UL will certify manufacturing processes, entire facilities and personnel. As technology becomes more advanced and consumers and lawmakers demand higher energy efficiency and sustainability, UL listing capability expands to meet the needs of the times.
Does UL Listing Matter?
Consider two sets of outdoor cantina lights for your backyard deck, one listed and one not. The UL-listed set is certified for year-round outdoor suitability and electrical safety, and the cord has enhanced flex and strain relief components. The other might be a perfectly capable string of lights, but how would you know?
A UL mark is a quick way for consumers to determine a product was manufactured to a high safety standard. If you have a choice, go with the listed product every time.
UL listing also matters for DIY projects around your home.
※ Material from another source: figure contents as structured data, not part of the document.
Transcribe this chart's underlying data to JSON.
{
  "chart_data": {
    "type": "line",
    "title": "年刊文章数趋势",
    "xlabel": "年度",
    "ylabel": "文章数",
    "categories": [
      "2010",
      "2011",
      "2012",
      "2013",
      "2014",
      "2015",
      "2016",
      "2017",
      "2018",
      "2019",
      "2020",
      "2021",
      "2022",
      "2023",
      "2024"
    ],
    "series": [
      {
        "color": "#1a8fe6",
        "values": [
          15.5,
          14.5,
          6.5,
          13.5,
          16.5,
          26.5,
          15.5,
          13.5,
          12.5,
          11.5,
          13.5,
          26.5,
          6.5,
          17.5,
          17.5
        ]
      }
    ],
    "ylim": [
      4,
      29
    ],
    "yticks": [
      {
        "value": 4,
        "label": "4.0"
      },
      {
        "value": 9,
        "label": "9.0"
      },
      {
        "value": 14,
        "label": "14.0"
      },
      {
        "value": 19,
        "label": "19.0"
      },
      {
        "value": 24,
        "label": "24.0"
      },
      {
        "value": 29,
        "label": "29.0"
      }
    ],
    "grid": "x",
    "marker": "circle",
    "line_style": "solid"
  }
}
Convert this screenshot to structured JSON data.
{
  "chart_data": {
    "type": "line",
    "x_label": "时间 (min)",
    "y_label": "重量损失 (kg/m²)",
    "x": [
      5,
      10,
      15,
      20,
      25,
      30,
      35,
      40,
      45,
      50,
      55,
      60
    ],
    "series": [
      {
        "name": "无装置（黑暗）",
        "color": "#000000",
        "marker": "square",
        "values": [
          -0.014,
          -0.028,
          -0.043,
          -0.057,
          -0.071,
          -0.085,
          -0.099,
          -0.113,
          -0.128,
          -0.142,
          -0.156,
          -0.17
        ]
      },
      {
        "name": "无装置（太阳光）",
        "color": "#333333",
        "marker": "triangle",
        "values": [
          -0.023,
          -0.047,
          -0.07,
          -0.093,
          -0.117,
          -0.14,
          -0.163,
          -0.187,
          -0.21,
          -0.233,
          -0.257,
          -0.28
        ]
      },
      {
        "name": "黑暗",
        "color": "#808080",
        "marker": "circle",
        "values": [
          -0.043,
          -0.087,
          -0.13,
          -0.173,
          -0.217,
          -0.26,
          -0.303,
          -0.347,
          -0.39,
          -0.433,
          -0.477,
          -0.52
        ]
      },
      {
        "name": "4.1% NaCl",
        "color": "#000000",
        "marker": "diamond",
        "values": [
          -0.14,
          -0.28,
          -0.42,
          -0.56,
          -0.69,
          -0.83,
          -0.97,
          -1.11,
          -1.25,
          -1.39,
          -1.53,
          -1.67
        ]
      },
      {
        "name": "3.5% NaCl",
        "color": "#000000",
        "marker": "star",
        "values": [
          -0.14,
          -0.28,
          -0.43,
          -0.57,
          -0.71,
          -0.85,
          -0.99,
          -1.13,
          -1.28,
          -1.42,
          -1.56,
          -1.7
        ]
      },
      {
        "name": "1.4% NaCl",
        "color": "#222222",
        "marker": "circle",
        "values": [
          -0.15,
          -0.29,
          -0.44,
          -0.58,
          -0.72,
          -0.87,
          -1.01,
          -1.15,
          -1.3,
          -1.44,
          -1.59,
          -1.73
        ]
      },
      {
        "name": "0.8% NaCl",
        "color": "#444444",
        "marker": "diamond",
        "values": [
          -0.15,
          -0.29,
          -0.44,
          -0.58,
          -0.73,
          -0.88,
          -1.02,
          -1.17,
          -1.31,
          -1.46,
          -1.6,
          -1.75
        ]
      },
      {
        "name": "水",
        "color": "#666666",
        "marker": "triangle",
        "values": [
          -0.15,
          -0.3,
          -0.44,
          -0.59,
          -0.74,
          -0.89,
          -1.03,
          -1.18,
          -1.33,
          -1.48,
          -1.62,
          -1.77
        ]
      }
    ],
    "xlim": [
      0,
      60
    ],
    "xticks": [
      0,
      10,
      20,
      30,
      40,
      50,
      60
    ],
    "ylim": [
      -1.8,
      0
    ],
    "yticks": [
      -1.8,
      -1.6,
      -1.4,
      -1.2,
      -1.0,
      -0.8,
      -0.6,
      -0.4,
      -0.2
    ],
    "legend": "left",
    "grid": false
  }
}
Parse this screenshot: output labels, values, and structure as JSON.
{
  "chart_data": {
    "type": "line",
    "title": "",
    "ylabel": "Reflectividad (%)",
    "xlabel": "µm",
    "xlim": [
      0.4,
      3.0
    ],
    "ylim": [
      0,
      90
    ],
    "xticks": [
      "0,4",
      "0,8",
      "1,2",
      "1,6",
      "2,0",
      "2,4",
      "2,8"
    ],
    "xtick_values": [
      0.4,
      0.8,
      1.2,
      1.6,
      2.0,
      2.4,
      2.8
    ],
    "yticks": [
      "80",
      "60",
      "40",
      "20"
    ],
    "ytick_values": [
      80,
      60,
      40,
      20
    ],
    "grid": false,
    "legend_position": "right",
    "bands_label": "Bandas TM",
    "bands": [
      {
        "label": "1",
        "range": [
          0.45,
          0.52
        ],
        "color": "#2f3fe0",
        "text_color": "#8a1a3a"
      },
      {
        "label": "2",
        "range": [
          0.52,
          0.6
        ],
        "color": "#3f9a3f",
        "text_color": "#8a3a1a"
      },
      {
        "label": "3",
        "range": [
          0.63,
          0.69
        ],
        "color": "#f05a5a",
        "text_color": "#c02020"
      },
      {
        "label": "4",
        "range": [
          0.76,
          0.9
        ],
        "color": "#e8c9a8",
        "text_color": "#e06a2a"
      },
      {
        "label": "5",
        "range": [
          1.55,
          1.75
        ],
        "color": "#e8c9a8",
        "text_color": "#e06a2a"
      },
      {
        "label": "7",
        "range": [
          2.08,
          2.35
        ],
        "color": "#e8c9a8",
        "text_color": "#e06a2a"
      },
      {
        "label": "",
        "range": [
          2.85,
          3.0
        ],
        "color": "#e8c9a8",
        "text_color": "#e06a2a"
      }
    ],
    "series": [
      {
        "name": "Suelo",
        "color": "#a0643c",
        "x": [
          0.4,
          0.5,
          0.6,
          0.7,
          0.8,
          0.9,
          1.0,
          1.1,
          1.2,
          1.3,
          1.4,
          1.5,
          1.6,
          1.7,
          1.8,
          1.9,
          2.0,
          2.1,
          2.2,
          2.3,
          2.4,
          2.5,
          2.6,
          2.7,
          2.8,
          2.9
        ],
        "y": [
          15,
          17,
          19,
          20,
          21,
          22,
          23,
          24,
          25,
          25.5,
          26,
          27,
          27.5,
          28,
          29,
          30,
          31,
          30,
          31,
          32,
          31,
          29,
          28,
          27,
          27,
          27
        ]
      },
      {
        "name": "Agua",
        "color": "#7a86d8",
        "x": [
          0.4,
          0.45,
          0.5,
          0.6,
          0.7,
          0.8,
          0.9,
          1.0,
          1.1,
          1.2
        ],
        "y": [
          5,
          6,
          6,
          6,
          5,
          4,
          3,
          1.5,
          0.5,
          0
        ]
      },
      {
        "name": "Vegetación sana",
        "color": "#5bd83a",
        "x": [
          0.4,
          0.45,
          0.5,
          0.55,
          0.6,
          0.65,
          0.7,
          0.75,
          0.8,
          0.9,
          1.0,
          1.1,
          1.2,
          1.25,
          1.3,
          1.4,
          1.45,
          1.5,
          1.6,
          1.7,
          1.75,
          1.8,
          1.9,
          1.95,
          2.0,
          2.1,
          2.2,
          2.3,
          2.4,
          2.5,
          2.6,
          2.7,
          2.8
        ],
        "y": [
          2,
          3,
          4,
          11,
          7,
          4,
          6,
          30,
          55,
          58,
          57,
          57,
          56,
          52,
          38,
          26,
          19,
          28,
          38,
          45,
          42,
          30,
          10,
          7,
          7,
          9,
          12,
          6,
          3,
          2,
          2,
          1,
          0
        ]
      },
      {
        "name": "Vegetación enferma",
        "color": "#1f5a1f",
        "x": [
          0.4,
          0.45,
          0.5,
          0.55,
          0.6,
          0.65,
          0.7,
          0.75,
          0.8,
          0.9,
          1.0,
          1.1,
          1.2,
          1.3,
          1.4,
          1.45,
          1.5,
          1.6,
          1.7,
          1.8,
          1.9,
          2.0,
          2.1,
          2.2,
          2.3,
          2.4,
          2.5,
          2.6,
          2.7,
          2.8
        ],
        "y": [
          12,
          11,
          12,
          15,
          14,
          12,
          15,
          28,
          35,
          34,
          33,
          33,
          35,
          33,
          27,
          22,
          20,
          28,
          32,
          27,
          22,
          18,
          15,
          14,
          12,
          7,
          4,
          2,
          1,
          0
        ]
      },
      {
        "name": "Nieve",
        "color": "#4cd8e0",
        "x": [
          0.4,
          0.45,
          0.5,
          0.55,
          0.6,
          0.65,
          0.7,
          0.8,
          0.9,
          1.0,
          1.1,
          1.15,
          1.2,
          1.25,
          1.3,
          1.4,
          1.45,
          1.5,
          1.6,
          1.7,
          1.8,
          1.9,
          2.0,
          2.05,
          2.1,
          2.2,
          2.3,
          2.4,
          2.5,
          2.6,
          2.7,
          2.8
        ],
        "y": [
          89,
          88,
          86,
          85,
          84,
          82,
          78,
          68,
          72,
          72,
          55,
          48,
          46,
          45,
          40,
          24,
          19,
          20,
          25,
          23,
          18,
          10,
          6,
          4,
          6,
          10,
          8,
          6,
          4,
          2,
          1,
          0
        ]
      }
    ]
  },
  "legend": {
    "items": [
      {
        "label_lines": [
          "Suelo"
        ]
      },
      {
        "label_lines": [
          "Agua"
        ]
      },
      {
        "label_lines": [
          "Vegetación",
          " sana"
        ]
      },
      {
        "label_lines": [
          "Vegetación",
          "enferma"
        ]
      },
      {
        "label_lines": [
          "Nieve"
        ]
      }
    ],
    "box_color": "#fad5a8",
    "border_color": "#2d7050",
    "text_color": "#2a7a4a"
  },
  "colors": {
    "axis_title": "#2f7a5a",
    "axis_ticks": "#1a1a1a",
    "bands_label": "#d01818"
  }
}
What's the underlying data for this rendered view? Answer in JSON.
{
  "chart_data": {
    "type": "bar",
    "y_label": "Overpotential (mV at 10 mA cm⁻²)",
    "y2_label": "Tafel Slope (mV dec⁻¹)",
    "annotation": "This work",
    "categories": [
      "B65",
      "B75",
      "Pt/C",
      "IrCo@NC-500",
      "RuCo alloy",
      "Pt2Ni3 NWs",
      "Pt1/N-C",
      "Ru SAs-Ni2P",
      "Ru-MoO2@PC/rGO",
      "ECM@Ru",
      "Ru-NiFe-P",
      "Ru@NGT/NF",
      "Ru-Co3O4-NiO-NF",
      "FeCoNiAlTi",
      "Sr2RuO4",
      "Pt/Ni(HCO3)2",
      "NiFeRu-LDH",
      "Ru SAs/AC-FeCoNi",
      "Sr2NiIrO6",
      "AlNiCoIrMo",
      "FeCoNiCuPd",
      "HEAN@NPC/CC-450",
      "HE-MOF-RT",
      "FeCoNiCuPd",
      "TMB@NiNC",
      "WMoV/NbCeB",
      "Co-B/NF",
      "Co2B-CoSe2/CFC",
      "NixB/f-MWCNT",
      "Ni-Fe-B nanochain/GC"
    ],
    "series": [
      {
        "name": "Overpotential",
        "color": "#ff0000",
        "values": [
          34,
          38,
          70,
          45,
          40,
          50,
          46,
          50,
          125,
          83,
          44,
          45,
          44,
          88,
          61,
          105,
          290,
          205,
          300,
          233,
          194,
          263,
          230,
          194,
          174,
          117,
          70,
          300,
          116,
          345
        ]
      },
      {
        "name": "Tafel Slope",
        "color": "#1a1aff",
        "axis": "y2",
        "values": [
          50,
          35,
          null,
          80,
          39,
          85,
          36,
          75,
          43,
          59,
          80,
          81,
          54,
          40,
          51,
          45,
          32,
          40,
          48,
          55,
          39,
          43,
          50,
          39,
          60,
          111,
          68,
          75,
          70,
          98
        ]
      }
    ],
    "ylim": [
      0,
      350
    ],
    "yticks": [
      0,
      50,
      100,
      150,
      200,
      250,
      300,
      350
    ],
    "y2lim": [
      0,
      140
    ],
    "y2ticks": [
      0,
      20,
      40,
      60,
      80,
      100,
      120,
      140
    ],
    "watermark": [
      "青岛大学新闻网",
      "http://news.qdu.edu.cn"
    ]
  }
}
Remember, the NEC and other code bodies require certain installations and products be listed to be code compliant.
Before starting any project, particularly electrical, read and understand the relevant code for your project or consult with a licensed tradesperson. Buy approved products and follow the instructions included with the product. UL listing doesn’t cover “off-label” installations.
What if you’ve done your due diligence and installed the UL listed cantina lights, but you come home to a melted mess at the end of the cord?
First, turn off the electricity before unplugging it, then tell UL. They’ll investigate the lights, follow up with the manufacturer if needed, and possibly put out a public notice. Always report suspected faulty products or counterfeit UL listings.
UL Listed vs. UL Recognized
- UL Listed: This mark refers to the entire standalone item, whether it’s a simple metal outlet box or a front-loading high-efficiency washing machine. The marks on these two products might look slightly different — the washing machine could have an energy efficiency notation on the mark, for example — but they will both be listed as a complete product.
- UL Recognized: This mark is used for components of products, not the finished product itself. The front-loading washing machine will have multiple UL-recognized parts, such as circuit boards, switches and an internal power supply. Each of those could also be made up of multiple recognized components.